The report detailed correspondence between various U.S. attorneys’ offices and the Justice Department’s main office that ultimately showed that the “overwhelming majority of judicial districts” had seen no instances of threats and violence against school administrators.
It noted that of about two dozen cases that the FBI opened on parents — a handful of which were investigated through the FBI’s Counterterrorism Division — none resulted in federal charges.
“The Administration’s goal seems to have been silencing the critics of its radical education policies and neutralizing an issue that was threatening Democrat Party prospects in the close gubernatorial race in Virginia,” the report stated.
At issue, too, has been the question of what underlying evidence prompted Garland to issue the directive.
Garland acknowledged during a hearing before Judiciary that he had sent the directive just after the National School Boards Association (NSBA) sent a letter to the White House, which the NSBA later retracted, that had asked the White House to investigate visibly outraged parents who were attending school board meetings as possible “domestic terrorists.”
Jordan tore into Garland during the hearing about what data, besides the now-retracted NSBA letter, Garland had been relying on to justify mobilizing the FBI, and the attorney general did not provide a substantive response:
“If the Justice Department performed any due diligence prior to the issuance of the Attorney General’s memorandum, it would have understood clearly and forcefully that federal intervention was unwarranted,” the report stated, accusing the Biden administration of acting “out of political motivations rather than for law-enforcement reasons.”
The report also examined various relevant communications that federal officials provided to Congress in response to subpoenas.
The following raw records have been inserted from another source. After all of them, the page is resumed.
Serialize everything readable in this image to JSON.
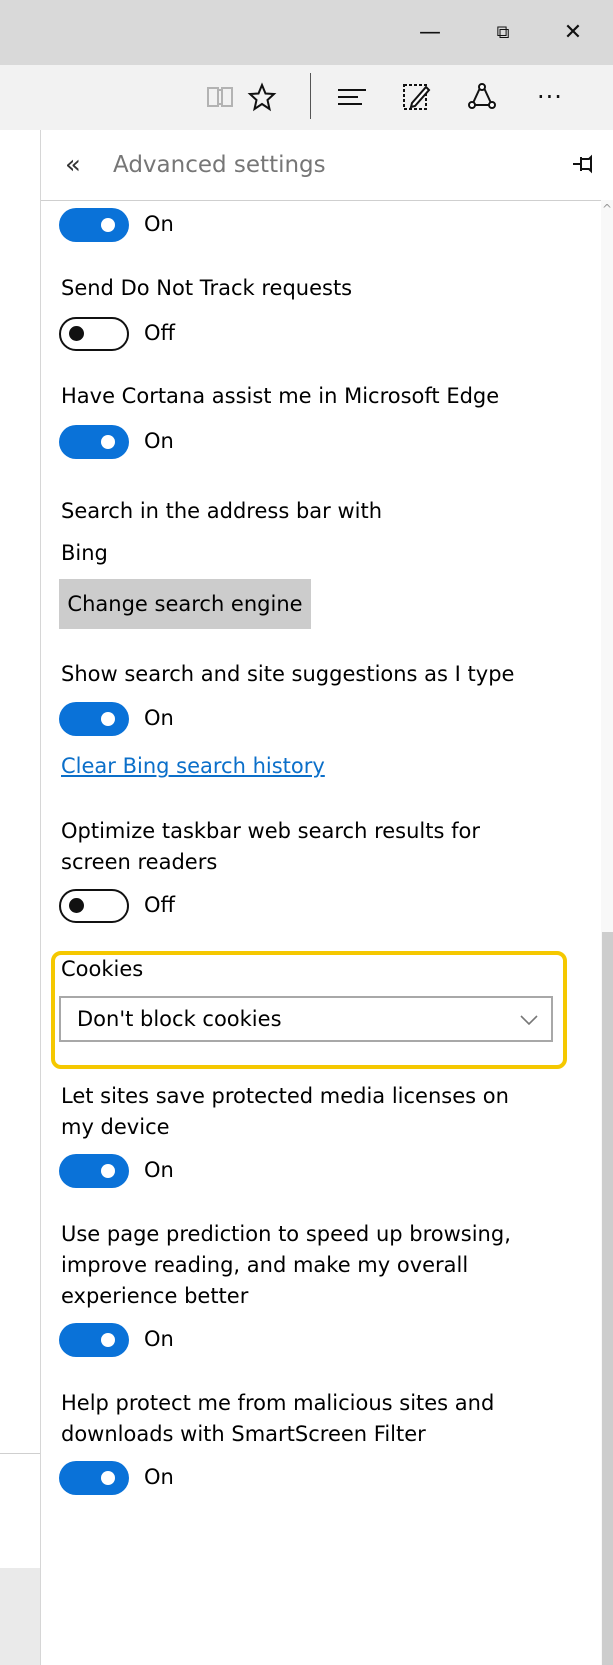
{
  "window": {
    "minimize_glyph": "—",
    "restore_glyph": "⧉",
    "close_glyph": "✕"
  },
  "toolbar": {
    "icons": [
      "reading-view-icon",
      "favorites-star-icon",
      "hub-icon",
      "web-note-icon",
      "share-icon",
      "more-icon"
    ],
    "more_glyph": "···"
  },
  "pane": {
    "back_glyph": "«",
    "title": "Advanced settings"
  },
  "settings": {
    "top_toggle_state": "On",
    "do_not_track": {
      "label": "Send Do Not Track requests",
      "state": "Off"
    },
    "cortana": {
      "label": "Have Cortana assist me in Microsoft Edge",
      "state": "On"
    },
    "search_engine": {
      "label": "Search in the address bar with",
      "value": "Bing",
      "button": "Change search engine"
    },
    "suggestions": {
      "label": "Show search and site suggestions as I type",
      "state": "On"
    },
    "clear_history_link": "Clear Bing search history",
    "taskbar": {
      "label": "Optimize taskbar web search results for screen readers",
      "state": "Off"
    },
    "cookies": {
      "label": "Cookies",
      "selected": "Don't block cookies"
    },
    "media_licenses": {
      "label": "Let sites save protected media licenses on my device",
      "state": "On"
    },
    "page_prediction": {
      "label": "Use page prediction to speed up browsing, improve reading, and make my overall experience better",
      "state": "On"
    },
    "smartscreen": {
      "label": "Help protect me from malicious sites and downloads with SmartScreen Filter",
      "state": "On"
    }
  },
  "colors": {
    "toggle_on": "#0a72d8",
    "highlight": "#f5c800",
    "link": "#0b6fc9"
  }
}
It revealed correspondence about handling perceived threats to school administrators had occurred among the White House, the Education Department, the NSBA, the Justice Department, and a “left-leaning” school administrator group in the days and weeks leading up to Garland sending out his FBI directive.
“Internal Executive Branch communications show that the Biden Administration and NSBA extensively colluded prior to the Attorney General’s memorandum,” the report concluded.
The weaponization subcommittee was established this Congress to seek out alleged civil rights violations by executive branch agencies and was given far-reaching authority and an enormous budget to carry out its task.
In that vein, Jordan has long accused the Justice Department of using the NSBA letter as a “pretext” for siccing federal law enforcement on certain parents attending school board meetings, contending the move has served to “chill” parents’ First Amendment rights.
The report released Tuesday is labeled as an “interim report” that does “not tell the whole story.”
It stated that the Judiciary Committee and weaponization subcommittee plan to “continue to pursue the relevant facts to inform legislative reforms to protect American civil liberties.”